There isn’t enough information in your prompt to give specific, numeric demographics for “the crowd” you’re asking about (for example, age, gender, location, or political/interest group), and I don’t have live access to the exact event or forum thread you’re referencing right now.

However, here’s how crowd demographics for an event or gathering are typically broken down and discussed in news and forum conversations. You can use this as a structured checklist when you look at photos, videos, or reports about that crowd:

Common demographic dimensions

When people describe the demographics of a crowd, they usually mean:

  • Age distribution (e.g., mostly 18–34, mix of students and older adults).
  • Gender balance (roughly even, mostly women, etc.).
  • Race and ethnicity (visible diversity or lack of it).
  • Socioeconomic indicators (clothing, tickets/pricing, venue, city vs. rural).
  • Geography (local vs. people traveling from other regions/countries).
  • Role at the event (attendees vs. volunteers vs. organizers vs. speakers).
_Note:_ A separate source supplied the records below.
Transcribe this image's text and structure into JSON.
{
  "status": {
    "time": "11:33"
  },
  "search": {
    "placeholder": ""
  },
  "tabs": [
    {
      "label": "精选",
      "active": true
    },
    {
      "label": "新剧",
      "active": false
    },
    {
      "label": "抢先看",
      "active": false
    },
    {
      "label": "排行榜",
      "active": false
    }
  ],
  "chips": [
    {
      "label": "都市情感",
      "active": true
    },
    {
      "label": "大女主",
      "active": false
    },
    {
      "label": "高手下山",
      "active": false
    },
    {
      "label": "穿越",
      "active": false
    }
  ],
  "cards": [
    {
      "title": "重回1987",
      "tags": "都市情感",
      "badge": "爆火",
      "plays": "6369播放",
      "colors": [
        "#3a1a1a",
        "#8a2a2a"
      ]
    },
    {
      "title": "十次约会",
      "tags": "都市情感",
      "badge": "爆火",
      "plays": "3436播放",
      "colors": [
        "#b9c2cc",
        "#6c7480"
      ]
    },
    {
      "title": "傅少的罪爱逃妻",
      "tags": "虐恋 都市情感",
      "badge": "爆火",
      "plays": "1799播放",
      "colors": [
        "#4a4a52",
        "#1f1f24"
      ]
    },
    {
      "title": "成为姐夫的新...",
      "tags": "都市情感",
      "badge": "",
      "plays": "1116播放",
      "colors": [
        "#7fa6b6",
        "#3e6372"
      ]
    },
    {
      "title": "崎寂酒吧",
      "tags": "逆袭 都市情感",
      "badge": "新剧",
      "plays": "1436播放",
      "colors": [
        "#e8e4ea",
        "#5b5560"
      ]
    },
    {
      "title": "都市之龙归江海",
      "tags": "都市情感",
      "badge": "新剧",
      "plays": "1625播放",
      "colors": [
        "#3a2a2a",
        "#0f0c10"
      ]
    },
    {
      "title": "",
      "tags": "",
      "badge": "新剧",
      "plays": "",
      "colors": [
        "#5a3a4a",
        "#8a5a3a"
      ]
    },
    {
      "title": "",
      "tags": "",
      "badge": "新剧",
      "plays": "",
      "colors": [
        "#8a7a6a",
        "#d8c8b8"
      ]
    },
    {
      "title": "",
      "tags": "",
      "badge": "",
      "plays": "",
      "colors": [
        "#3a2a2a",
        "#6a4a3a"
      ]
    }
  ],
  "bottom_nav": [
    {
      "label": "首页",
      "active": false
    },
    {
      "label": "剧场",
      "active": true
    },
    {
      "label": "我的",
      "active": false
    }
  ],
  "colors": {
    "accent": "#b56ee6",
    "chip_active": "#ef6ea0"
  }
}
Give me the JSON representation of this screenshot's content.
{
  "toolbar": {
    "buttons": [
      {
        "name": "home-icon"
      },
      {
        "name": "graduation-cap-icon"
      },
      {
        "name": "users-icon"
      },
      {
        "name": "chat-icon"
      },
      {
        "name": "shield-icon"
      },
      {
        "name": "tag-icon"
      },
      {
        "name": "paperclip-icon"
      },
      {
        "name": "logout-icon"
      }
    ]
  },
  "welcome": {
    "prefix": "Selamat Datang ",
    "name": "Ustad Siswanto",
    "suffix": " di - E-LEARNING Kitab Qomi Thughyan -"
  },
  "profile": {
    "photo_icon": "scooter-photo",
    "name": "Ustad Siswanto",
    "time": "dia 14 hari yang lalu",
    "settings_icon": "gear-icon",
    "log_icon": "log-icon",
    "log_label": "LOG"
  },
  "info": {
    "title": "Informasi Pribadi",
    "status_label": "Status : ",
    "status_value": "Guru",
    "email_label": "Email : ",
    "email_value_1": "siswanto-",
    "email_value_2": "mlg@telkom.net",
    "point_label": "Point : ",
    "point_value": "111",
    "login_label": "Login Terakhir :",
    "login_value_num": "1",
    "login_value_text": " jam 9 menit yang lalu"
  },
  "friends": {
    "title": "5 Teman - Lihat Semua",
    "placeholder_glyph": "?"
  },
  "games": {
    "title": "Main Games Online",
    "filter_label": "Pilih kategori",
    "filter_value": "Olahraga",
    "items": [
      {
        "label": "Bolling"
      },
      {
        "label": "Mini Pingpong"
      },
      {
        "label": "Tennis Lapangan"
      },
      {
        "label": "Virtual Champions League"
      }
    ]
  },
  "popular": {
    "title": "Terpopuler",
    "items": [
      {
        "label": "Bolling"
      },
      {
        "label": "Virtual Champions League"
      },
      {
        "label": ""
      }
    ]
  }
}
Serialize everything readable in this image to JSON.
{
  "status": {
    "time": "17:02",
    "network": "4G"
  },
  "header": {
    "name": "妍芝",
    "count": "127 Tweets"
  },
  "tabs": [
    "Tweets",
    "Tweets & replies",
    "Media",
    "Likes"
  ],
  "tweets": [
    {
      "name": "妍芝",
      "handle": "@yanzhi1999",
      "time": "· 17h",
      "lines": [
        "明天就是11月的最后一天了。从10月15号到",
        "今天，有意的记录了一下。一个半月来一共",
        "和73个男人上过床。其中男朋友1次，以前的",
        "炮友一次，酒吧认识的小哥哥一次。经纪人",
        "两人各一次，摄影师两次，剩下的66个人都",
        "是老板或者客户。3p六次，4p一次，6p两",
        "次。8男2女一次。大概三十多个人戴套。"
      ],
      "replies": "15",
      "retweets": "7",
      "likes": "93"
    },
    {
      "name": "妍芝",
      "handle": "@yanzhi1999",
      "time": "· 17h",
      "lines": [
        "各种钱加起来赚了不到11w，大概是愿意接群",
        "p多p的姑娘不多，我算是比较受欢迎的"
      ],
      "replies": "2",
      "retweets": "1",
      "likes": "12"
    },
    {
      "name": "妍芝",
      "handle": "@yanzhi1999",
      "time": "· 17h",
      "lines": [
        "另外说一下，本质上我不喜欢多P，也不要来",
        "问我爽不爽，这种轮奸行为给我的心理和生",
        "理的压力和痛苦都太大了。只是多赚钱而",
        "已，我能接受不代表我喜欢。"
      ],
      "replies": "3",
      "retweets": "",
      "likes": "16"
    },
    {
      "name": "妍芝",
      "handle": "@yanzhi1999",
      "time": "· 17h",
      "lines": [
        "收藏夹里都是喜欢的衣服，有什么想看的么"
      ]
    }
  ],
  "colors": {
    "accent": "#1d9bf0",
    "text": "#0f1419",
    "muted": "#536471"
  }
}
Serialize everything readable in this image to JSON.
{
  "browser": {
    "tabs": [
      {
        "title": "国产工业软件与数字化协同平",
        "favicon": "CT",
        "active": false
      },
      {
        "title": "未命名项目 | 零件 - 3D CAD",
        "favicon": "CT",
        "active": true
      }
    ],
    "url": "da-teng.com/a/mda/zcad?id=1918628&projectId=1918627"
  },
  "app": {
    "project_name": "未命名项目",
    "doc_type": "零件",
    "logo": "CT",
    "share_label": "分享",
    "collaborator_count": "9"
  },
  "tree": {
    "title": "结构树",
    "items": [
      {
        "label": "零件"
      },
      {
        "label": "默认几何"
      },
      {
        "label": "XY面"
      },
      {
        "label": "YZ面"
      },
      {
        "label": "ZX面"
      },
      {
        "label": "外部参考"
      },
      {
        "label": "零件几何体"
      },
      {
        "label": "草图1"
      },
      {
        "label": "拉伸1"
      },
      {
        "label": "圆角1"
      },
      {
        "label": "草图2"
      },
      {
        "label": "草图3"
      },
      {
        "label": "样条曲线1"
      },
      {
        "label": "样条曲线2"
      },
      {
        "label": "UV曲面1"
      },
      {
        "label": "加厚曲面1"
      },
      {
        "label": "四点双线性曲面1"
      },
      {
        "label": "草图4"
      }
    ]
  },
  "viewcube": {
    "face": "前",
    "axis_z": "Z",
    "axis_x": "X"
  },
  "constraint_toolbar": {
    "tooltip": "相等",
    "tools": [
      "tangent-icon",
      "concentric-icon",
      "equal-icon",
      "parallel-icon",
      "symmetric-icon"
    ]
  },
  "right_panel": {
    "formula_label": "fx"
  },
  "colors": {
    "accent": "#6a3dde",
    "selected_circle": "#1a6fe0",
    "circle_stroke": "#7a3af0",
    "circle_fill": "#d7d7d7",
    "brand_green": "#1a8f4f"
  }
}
How demographics are usually measured

Event organizers, researchers, or journalists often rely on:

  1. Registration and ticket data
    • Age brackets, postal codes, sometimes job title, industry, or student status.
  1. Surveys and polls
    • Pre‑ or post‑event questionnaires asking about age, gender, ethnicity, profession, and motivations for attending.
  1. Social media and fanbase data
    • For concerts, rallies, or creator events, platform analytics often reveal that the largest slice is Gen Z and Millennials (for many music events, roughly two‑thirds of attendees can be 18–34).
  1. On‑site observation and sampling
    • Researchers or journalists sometimes take structured samples (e.g., quick interviews across different sections of the venue) to avoid bias.

Typical patterns by event type

While your specific crowd may differ, trends often look like this:

  • Pop concerts / K‑pop / mainstream festivals
    • Heavily Gen Z and Millennial, often skewing more female, with strong social‑media discovery and fandom culture.
  • Tech conferences / professional meetups
    • Concentration of 25–44‑year‑olds, segmented by job role (founders, engineers, marketers, etc.), often with data on industry and seniority.
  • Political rallies / protests
    • Mix of ages but often anchored by younger adults when issues are future‑oriented, and by middle‑aged/older when tied to pensions, taxation, or long‑standing partisan identities. Researchers focus heavily on gender, race/ethnicity, and socioeconomic makeup here because of representation and equity questions.
  • Community and cultural festivals
    • More family‑oriented, with broader age distributions (children, parents, older relatives), and a demographic profile closer to the local population.

Things to watch for in news or forum posts

When you read reports or forum threads about the crowd “attending X,” look for:

  • Phrases like “mostly young,” “mixed crowd,” “predominantly local,” “very international,” “mostly families,” etc.
  • Any numbers or percentages tied to age brackets, gender, or regions.
  • Mentions of “diverse” or “homogeneous” crowd, especially in terms of race/ethnicity or gender.
  • Ticket pricing or access constraints (high prices can skew toward higher‑income attendees; free or community‑based events draw a broader cross‑section).

If you tell me which specific event, concert, protest, or creator you mean (and roughly where/when it took place), I can help you interpret typical demographic patterns for that kind of crowd more precisely and in the style of a “Quick Scoop” forum breakdown.